The round saw participation from new investors Lightspeed Venture Partners, SoftBank Vision Fund 2 and a university endowment, alongside existing investors including Sam Altman, Mithril Capital Management, Capricorn Investment Group, Good Ventures, and Nucor Corp. The new funding brings Helion’s total capital raised to over $1 billion following a $500 million Series E round in November 2021.
This investment comes as demand for power surges, driven in part by advancements in artificial intelligence and other technologies. In 2023, Helion announced a power purchase agreement with Microsoft to supply electricity from its fusion plant starting in 2028. A customer agreement with Nucor to develop a power plant in the 2030s was also reached.

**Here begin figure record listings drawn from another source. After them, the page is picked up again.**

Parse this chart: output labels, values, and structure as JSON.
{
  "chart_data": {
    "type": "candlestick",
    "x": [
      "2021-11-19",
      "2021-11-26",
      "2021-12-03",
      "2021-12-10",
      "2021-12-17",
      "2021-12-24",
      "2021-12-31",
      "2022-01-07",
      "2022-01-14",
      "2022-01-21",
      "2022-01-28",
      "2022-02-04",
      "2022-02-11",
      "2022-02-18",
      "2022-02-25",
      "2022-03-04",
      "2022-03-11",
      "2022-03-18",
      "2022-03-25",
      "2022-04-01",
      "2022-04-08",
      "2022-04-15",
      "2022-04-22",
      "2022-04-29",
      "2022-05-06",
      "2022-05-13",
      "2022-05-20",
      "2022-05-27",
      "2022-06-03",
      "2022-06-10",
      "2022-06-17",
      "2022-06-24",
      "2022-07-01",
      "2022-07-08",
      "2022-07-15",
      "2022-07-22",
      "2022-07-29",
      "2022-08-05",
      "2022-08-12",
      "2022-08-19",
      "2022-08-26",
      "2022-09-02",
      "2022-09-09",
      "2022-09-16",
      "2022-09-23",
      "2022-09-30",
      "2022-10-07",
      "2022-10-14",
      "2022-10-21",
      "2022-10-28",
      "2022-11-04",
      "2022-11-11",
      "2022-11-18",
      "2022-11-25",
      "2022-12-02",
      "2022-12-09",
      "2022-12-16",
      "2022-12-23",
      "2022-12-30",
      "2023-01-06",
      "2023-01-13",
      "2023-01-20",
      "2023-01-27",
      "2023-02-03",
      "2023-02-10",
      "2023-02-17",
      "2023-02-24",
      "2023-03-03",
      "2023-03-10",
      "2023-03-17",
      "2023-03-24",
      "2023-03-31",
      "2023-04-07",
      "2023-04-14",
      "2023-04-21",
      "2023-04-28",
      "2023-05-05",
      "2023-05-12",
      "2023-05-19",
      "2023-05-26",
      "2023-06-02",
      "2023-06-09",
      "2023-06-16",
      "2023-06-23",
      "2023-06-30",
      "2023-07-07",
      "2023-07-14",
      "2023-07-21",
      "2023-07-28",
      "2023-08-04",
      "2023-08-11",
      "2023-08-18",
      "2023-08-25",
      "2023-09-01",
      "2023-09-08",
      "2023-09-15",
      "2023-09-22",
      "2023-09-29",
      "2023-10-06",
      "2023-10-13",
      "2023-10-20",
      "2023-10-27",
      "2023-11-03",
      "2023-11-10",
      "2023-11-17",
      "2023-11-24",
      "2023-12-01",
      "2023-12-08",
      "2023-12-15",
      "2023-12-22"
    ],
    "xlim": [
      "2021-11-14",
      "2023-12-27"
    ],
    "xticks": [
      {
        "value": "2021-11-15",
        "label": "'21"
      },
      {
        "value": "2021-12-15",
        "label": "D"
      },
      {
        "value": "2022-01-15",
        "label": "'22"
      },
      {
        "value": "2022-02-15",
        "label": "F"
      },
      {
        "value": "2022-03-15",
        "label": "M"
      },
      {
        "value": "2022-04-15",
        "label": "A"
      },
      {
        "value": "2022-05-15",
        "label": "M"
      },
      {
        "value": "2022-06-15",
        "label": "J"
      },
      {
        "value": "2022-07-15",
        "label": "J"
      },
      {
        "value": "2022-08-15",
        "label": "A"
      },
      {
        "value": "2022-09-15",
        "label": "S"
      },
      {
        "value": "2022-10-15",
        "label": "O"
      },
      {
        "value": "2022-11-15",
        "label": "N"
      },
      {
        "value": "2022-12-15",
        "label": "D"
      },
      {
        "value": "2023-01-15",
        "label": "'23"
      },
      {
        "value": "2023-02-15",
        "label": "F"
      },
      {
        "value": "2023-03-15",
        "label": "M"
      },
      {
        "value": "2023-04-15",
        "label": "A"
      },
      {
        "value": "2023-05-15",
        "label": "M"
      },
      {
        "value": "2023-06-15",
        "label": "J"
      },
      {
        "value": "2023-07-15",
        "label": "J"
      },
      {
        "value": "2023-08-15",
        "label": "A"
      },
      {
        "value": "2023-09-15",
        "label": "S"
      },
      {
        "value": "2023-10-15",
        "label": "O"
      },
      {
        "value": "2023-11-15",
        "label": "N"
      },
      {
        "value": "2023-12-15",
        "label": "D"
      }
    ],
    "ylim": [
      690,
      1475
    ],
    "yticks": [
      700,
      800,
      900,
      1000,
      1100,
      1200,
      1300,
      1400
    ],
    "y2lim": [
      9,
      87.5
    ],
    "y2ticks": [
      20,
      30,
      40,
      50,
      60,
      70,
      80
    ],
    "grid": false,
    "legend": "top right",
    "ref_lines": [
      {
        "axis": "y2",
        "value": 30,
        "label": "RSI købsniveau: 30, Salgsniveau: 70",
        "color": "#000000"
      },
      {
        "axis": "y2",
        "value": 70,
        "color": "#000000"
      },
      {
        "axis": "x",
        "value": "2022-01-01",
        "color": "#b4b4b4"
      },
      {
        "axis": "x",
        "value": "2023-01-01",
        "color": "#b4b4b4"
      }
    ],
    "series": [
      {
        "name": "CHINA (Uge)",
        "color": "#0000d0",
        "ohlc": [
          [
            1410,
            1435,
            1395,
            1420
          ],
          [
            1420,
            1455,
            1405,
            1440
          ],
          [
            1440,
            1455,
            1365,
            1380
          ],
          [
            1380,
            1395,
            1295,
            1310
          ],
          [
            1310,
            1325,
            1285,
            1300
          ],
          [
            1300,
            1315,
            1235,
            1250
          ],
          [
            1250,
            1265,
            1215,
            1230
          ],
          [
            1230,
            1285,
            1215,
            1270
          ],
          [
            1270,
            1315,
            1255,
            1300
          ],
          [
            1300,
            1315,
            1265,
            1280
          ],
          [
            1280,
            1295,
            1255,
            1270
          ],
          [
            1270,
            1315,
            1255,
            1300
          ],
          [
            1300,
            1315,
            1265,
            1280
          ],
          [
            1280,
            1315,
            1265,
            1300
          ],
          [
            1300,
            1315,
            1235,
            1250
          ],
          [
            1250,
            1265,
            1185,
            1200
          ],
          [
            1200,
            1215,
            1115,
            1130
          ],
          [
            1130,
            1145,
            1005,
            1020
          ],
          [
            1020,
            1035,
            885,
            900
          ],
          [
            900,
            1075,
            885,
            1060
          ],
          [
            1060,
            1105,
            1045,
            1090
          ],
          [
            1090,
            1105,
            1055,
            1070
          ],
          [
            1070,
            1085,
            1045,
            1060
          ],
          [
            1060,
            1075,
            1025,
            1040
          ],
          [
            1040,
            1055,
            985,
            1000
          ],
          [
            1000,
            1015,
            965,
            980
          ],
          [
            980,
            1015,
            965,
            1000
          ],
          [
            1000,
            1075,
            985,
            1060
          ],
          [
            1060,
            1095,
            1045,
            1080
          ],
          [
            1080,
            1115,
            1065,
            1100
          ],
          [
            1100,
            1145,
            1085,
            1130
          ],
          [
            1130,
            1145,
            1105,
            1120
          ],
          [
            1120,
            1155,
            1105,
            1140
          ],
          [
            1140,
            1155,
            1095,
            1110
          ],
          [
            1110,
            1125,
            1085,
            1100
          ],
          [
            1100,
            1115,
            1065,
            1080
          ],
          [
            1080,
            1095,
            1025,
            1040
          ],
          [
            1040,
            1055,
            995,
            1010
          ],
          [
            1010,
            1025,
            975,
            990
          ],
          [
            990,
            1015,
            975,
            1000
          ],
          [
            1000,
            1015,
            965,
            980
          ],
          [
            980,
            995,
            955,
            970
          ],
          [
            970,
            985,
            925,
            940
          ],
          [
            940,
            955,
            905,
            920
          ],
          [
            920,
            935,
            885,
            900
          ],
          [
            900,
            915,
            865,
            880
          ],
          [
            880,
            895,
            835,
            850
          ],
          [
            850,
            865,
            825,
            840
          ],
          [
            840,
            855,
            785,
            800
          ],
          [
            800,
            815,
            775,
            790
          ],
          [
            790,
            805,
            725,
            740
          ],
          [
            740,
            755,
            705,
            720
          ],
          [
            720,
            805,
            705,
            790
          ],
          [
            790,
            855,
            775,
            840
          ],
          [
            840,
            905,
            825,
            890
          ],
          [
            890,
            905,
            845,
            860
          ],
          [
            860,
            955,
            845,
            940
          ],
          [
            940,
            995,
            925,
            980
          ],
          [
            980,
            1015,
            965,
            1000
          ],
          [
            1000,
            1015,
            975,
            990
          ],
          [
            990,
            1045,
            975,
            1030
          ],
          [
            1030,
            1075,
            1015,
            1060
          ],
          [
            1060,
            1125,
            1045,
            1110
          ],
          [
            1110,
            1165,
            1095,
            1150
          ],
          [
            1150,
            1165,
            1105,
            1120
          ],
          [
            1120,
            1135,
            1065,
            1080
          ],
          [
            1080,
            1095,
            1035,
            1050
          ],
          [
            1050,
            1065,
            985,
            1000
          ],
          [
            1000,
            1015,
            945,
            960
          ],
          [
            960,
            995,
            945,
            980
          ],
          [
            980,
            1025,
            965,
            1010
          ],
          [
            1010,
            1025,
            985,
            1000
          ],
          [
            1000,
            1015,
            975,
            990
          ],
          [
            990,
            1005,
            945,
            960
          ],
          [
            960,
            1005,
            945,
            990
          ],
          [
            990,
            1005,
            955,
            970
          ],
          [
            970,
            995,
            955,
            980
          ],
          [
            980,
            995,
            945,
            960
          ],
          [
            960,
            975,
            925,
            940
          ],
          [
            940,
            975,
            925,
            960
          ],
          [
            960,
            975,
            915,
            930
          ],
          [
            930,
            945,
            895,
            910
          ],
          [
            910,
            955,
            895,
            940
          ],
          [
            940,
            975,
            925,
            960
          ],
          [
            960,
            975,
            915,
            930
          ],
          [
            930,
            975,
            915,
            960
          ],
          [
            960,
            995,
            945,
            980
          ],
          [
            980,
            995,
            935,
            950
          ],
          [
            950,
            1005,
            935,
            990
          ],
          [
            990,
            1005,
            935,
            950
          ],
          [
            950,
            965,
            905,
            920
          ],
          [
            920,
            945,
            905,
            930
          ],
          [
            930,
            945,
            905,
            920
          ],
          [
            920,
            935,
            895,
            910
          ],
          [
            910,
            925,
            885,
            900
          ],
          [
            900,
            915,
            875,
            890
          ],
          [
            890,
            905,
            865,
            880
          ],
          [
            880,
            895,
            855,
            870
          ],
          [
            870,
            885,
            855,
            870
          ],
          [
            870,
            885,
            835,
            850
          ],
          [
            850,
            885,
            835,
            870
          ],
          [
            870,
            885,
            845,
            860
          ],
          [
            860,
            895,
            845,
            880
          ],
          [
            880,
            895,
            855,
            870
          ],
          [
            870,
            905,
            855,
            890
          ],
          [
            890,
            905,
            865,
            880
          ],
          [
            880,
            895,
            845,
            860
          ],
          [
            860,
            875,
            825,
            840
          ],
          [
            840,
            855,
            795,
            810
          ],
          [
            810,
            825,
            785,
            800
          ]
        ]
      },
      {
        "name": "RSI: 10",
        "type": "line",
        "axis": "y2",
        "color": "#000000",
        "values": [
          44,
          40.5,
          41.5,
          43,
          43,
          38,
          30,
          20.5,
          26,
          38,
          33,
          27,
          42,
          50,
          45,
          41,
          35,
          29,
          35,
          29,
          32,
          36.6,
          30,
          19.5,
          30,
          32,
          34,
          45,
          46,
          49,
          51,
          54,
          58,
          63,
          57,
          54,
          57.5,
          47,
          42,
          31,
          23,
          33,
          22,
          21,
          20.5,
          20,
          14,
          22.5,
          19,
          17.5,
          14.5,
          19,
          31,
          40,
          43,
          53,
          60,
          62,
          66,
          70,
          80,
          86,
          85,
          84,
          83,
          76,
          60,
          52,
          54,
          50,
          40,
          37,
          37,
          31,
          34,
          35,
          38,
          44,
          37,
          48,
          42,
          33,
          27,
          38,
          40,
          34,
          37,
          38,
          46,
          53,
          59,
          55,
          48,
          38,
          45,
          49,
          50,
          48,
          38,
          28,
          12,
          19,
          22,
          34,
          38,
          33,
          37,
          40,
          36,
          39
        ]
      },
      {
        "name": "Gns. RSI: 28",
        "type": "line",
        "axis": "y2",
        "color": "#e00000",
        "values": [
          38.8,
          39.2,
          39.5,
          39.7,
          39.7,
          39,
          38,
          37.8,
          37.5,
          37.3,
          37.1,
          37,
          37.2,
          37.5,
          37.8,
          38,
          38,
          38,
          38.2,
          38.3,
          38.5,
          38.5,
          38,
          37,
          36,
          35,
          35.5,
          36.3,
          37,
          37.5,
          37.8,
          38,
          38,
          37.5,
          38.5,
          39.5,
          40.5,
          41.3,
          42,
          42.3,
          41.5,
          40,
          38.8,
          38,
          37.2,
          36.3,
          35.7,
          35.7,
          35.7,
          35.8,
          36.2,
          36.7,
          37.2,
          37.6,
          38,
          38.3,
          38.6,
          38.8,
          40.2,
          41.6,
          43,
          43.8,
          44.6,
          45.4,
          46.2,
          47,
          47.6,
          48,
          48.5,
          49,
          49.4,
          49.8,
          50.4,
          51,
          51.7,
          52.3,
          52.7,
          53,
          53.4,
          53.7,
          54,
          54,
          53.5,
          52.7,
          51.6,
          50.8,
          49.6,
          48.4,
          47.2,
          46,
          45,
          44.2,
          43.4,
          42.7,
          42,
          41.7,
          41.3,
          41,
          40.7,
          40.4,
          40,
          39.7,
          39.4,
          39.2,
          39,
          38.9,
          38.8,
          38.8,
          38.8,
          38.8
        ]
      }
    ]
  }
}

Helion is currently operating its seventh-generation prototype, Polaris, which is designed to demonstrate the first electricity generated from fusion. “We are on the brink of delivering a transformative energy solution that can meet the world’s increasing electricity demands while preserving U.S. energy leadership,” said David Kirtley, co-founder and CEO.
The new round is the second-largest in the fusion sector since the beginning of last year, according to Crunchbase data. In October of last year, Pacific Fusion, a startup focused on nuclear fusion, raised more than $900 million in a Series A round led by General Catalyst. However, funding is contingent on the company achieving certain milestones.
Since the start of 2024, there have been roughly two dozen deals of $200,000 or more for fusion-related startups, collectively raising over $7 billion.